RESULTS: CT was true positive in 60/65 (92.3%) patients with metastases and false negative in the remaining five, four with a single lesion and one with two lesions in the same lung. SPECT detected metastases in 62/65 (95.4%) patients, including the five CT false negative cases, while it was false negative in three cases with single lesions, all positive at CT, with a size of 1.0, 1.0, 2.0 cm, respectively. Planar scintigraphy was only positive in 23/65 (35.4%) patients, with a sensitivity value significantly (p<0.0005) lower than both SPECT and CT. In the patients with multiple metastases, SPECT, positive in all cases and capable of correctly differentiating the patients with metastases only in one lung from those with bilateral involvement, underestimated the number of micronodular lesions in respect of CT in six patients with >6 lesions < or =0.5 cm in size, while it was more sensitive in three other cases; CT and SPECT were concordant in macronodular metastases detection, except in one case in which SPECT depicted more lesions. Planar scintigraphy had 42 false negative results and, when positive, underestimated the number of multiple lesions in respect of both SPECT and CT; it was positive but CT negative in only one case with two lesions.
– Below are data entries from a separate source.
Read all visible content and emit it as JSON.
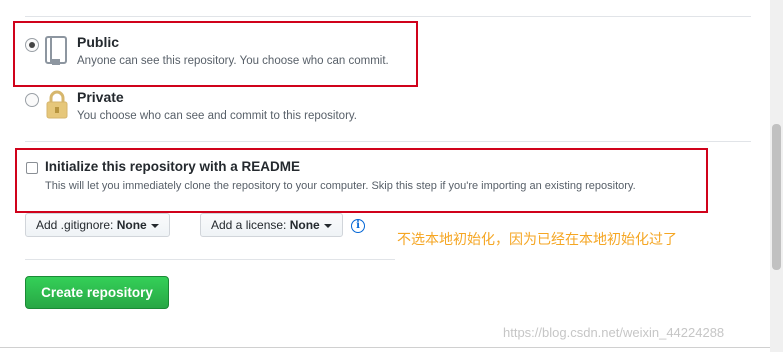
{
  "visibility": {
    "public": {
      "title": "Public",
      "description": "Anyone can see this repository. You choose who can commit.",
      "selected": true
    },
    "private": {
      "title": "Private",
      "description": "You choose who can see and commit to this repository.",
      "selected": false
    }
  },
  "init_readme": {
    "title": "Initialize this repository with a README",
    "description": "This will let you immediately clone the repository to your computer. Skip this step if you're importing an existing repository.",
    "checked": false
  },
  "gitignore": {
    "label": "Add .gitignore:",
    "value": "None"
  },
  "license": {
    "label": "Add a license:",
    "value": "None"
  },
  "annotation": "不选本地初始化，因为已经在本地初始化过了",
  "create_button": "Create repository",
  "watermark": "https://blog.csdn.net/weixin_44224288",
  "colors": {
    "highlight_box": "#d0021b",
    "create_button": "#28a745",
    "annotation": "#f5a623"
  },
  "icons": [
    "repo-icon",
    "lock-icon",
    "info-icon",
    "caret-down-icon"
  ]
}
Specificity was higher for both SPECT and planar scan (87.5%) than CT (62.5%) but not significantly; accuracy was higher for SPECT (94.5%) than both planar scan (42%) and CT (89%), but the difference was significant only in respect of planar. The combined use of SPECT and CT achieved 100% sensitivity and accuracy values. The T/B ratio was >1.ratio was >1.4 in all SPECT positive cases (range: 1.6-5.3), indicating a suspected tumor, while it was 1.2 in the only benign case which turned out to be false positive at qualitative SPECT imaging.

CONCLUSIONS: 99mTc-tetrofosmin SPECT seems to be a reliable diagnostic tool in the detection of pulmonary metastases from extrapulmonary primary tumors, in particular in the cases in which CT is indeterminate or false positive, and therefore contributes to a more correct patient classification. Moreover, SPECT image semiquantitative analysis can give additional information for a differential diagnosis between malignant and benign lesions as well as offering a more accurate selection of the lesions to be subjected to biopsy in patients with multiple metastases. However, only the combined use of CT and 99mTc-tetrofosmin SPECT can achieve the highest sensitivity and accuracy values and obtain the correct staging in most patients, thus suggesting that these two procedures must be employed together.